Ainda que a polêmica tenha envolvido o diesel, e não a gasolina, concorrente direto do etanol, o movimento de Bolsonaro remeteu ao controle de combustíveis que vigorou em governos anteriores e acarretou em pesadas perdas ao segmento sucroenergético.
"No primeiro momento, sim, houve uma preocupação dessa intervenção... Me parece que esse tema já foi corrigido e que não haverá nenhuma intervenção no preço da gasolina... Mas agora vamos esperar para ver se se manterá no futuro", afirmou o diretor técnico da União da indústria de Cana-de-açúcar (Unica), Antonio de Padua Rodrigues, ao ser questionado pela Reuters.
Uma ação do governo na Petrobras que voltasse a interferir nos preços da gasolina poderia, potencialmente, levar o setor sucroenergético a rever seu mix de produção na atual temporada, iniciada neste mês.
O centro-sul como um todo maximizou a fabricação de álcool em 2018/19, graças a uma demanda robusta, com o produto mais competitivo frente a gasolina e em meio a enfraquecidos preços do açúcar no mercado internacional.
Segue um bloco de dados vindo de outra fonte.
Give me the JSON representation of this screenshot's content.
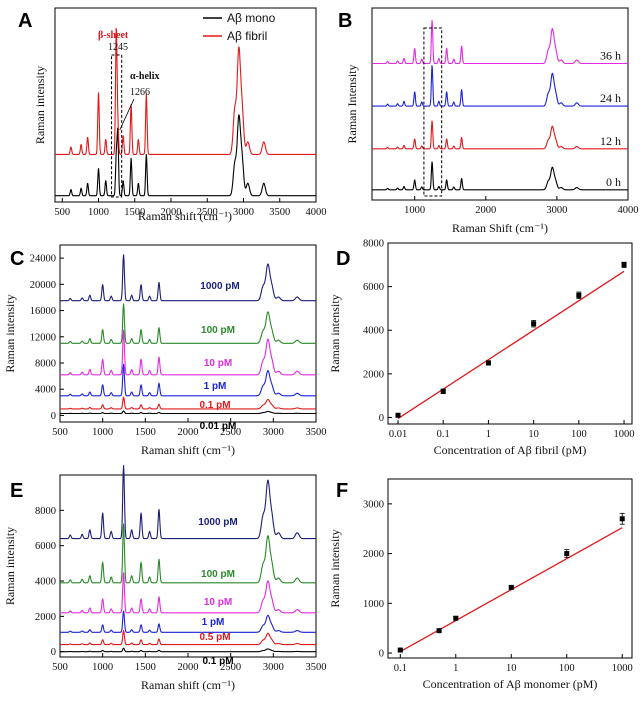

A produção atingiu históricos 31 bilhões de litros de etanol e 26,5 milhões de toneladas de açúcar.
SEM SAÍDA
Na avaliação de Rodrigo Vinchi, um dos responsáveis pela parte agrícola da Atvos, a polêmica em torno do diesel levantou temores justamente porque as cotações do açúcar ainda estão em níveis não muito atrativos. Assim, em caso de impacto ao etanol, a situação ficaria complicada.
"Isso preocupa, e confiamos nas entidades que nos representam. Mas vejo como algo pontual, algo que não estava no radar", comentou ele na véspera durante intervalo de evento em Ribeirão Preto (SP).
Conforme ele, a Atvos, braço sucroenergético do conglomerado Odebrecht, deve destinar cerca de 80 por cento de cana para etanol na safra corrente, com produção prevista de 2,1 bilhões de litros –a companhia é, tradicionalmente, mais alcooleira.
Para Cassio Paggiaro, superintendente na Usina Atena, em Martinópolis (SP), o “panorama” composto por preços fracos do açúcar e etanol prejudicado por eventuais movimentos do governo na Petrobras seria uma “tragédia”.
“É preocupante. Se se perpetuar, para a sociedade como um todo não é interessante”, afirmou ele, destacando que sua companhia, com capacidade para moer até 1,5 milhão de toneladas de cana por safra, deve alocar em torno de 60 por cento da oferta de matéria-prima para etanol.
O setor de etanol conta com a manutenção da racionalidade econômica para lidar com um endividamento elevado, o maior desde 2014/15, por causa da escalada do dólar, segundo dados do Rabobank. Tal endividamento teve, em parte, origem no período em que os preços da gasolina eram controlados.
De acordo com pesquisa da Reuters, o centro-sul do Brasil deve processar 572,4 milhões de toneladas de cana em 2019/20, com produção de 28,36 milhões de toneladas de açúcar e 29,29 bilhões de litros de etanol.